By | November 17, 2022

NEW YORK, November 18 (C-Fam)  Traditional countries blocked an effort to undermine parents’ ability to monitor and restrict children’s access to information about homosexuality, transgender issues, and abortion, in the UN social policy committee this week.

Mexico was forced to remove any mention of a report of the UN Committee on the Rights of the Child from a resolution on bullying. Delegations from traditional countries complained that the report promoted a right of children to access information about sexuality, including homosexuality and transgender issues, without parental consent.

“We strongly disagree with the suggestions in the work of certain UN entities that children should have unrestricted access to certain types of information related to reproduction and sexuality,” said the delegate of Nigeria after the resolution on bullying was adopted on Tuesday. “Such assertions have no basis in international law or international consensus,” he emphasized.

The Nigerian delegate said there was “no internationally agreed understanding of the child’s right to privacy independently of his or her parents” and was critical of the work of the UN system to promote sexual autonomy for children.

“Nothing in this resolution should be interpreted as a limitation on the prior right of parents to direct the upbringing of their children,” he said.

The UN Committee on the Rights of the Child is a UN human rights body that tracks the efforts of countries to protect children’s rights.
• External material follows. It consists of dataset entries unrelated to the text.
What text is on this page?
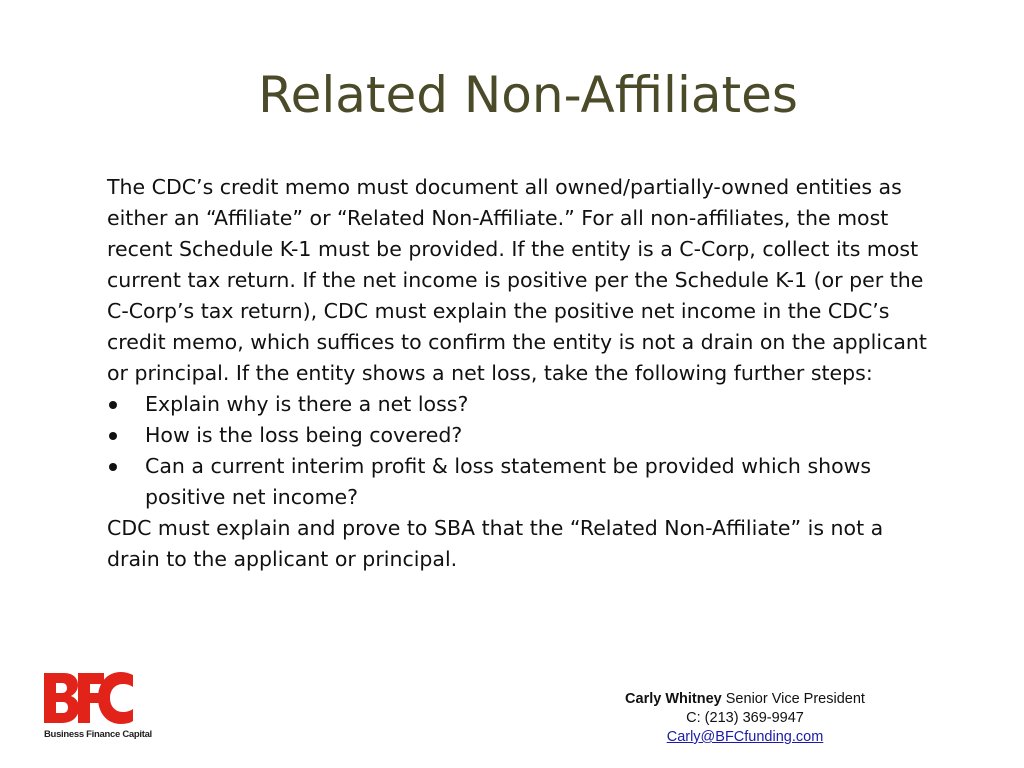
Related Non-Affiliates

The CDC’s credit memo must document all owned/partially-owned entities as either an “Affiliate” or “Related Non-Affiliate.” For all non-affiliates, the most recent Schedule K-1 must be provided. If the entity is a C-Corp, collect its most current tax return. If the net income is positive per the Schedule K-1 (or per the C-Corp’s tax return), CDC must explain the positive net income in the CDC’s credit memo, which suffices to confirm the entity is not a drain on the applicant or principal. If the entity shows a net loss, take the following further steps:

Explain why is there a net loss?
How is the loss being covered?
Can a current interim profit & loss statement be provided which shows positive net income?

CDC must explain and prove to SBA that the “Related Non-Affiliate” is not a drain to the applicant or principal.

Business Finance Capital
Carly Whitney Senior Vice President
C: (213) 369-9947
Carly@BFCfunding.com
The report of the committee that was eventually deleted from Mexico’s resolution on bullying called for limits on parents’ ability to monitor and restrict children’s’ access to digital information about sexuality.

“Parents’ and caregivers’ monitoring of a child’s digital activity should be proportionate and in accordance with the child’s evolving capacities,” the report states.
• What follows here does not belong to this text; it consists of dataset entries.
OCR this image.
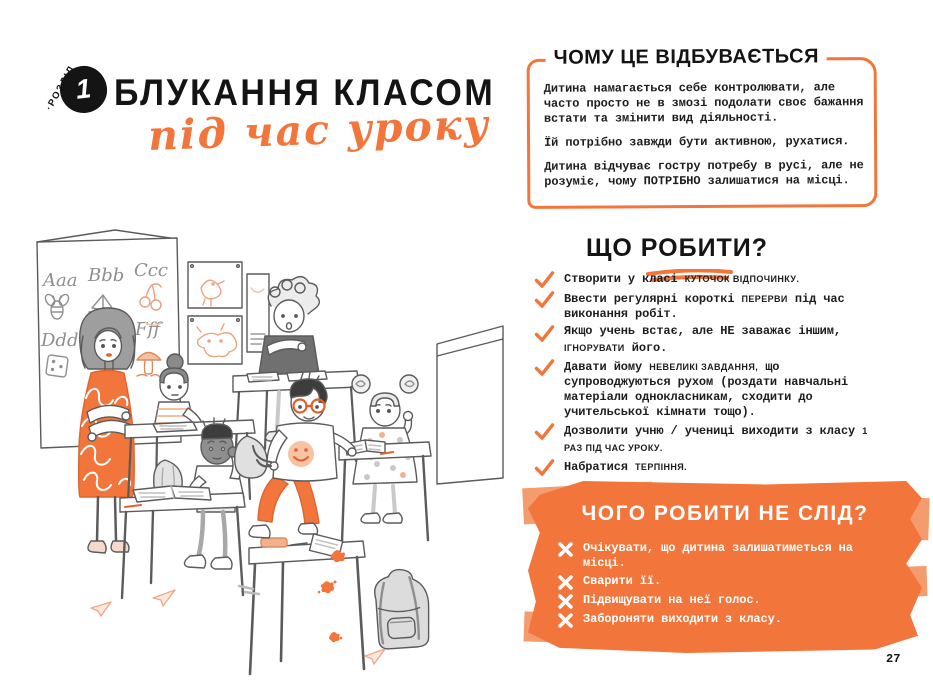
·РОЗДІЛ
1 БЛУКАННЯ КЛАСОМ
під час уроку
ЧОМУ ЦЕ ВІДБУВАЄТЬСЯ

Дитина намагається себе контролювати, але часто просто не в змозі подолати своє бажання встати та змінити вид діяльності.

Їй потрібно завжди бути активною, рухатися.

Дитина відчуває гостру потребу в русі, але не розуміє, чому ПОТРІБНО залишатися на місці.

ЩО РОБИТИ?
Створити у класі куточок відпочинку.
Ввести регулярні короткі перерви під час виконання робіт.
Якщо учень встає, але НЕ заважає іншим, ігнорувати його.
Давати йому невеликі завдання, що супроводжуються рухом (роздати навчальні матеріали однокласникам, сходити до учительської кімнати тощо).
Дозволити учню / учениці виходити з класу 1 раз під час уроку.
Набратися терпіння.
ЧОГО РОБИТИ НЕ СЛІД?
Очікувати, що дитина залишатиметься на місці.
Сварити її.
Підвищувати на неї голос.
Забороняти виходити з класу.
27
Aaa Bbb Ccc
Ddd
Fff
The same report recommends that governments strip parents of their rights and even force parents into “counseling” sessions when they try to limit their children’s ability to access information about sexuality and transgender issues. The committee stated that such an intervention might be “vital in circumstances where parents or caregivers themselves pose a threat to the child’s safety or where they are in conflict over the child’s care.”

The committee’s report cited its own previously expressed opinion that “there should be no barriers to commodities, information and counselling on sexual and reproductive health and rights, such as requirements for third-party consent or authorization” from a 2016 report on the right to education.
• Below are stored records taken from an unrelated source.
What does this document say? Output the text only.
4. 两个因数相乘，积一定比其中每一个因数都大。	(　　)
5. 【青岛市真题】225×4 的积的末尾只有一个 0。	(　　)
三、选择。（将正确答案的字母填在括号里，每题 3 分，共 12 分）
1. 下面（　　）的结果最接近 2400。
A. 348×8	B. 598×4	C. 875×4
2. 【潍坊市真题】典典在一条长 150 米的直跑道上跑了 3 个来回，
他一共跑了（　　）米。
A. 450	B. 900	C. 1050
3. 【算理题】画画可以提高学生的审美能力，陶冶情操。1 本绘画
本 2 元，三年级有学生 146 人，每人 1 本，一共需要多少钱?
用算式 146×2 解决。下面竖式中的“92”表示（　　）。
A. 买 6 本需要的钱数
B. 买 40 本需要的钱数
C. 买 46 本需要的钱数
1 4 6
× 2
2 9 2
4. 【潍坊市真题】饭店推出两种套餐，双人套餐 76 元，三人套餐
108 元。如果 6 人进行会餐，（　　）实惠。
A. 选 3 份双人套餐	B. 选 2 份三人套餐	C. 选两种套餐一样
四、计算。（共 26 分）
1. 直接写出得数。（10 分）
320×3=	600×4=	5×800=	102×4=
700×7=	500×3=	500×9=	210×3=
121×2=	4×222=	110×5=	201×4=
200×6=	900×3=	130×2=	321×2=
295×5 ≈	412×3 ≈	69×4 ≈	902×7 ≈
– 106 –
The 2016 report goes as far as calling on governments to “overcome barriers of stigma and fear experienced by, for example, adolescent girls, girls with disabilities and lesbian, gay, bisexual, transgender and intersex adolescents” and “decriminalize abortion to ensure that girls have access to safe abortion.”

These reports are non-binding and have no authority in and of themselves. They only represent the personal opinions of the members of the committee. Even so, they can be influential when they are used by UN agencies or other international donor agencies in their programming.

Last year, the UN Children’s Agency was embroiled in a scandal for promoting access by children to “age-appropriate” sexually explicit materials in a report on children’s rights online. Citing the Committee on the Rights of the Child, the report said that children had a human right to access “age-appropriate” pornography and other sexually explicit information without parental or other legal restrictions. The agency was forced to withdraw the report after C-Fam, publisher of the Friday Fax, and groups dedicated to fighting trafficking and sexual exploitation complained in a petition.

The Nigerian’s remarks against such an interpretation of the right to privacy for children were echoed by delegates from Yemen, Iraq, Algeria, and Gambia.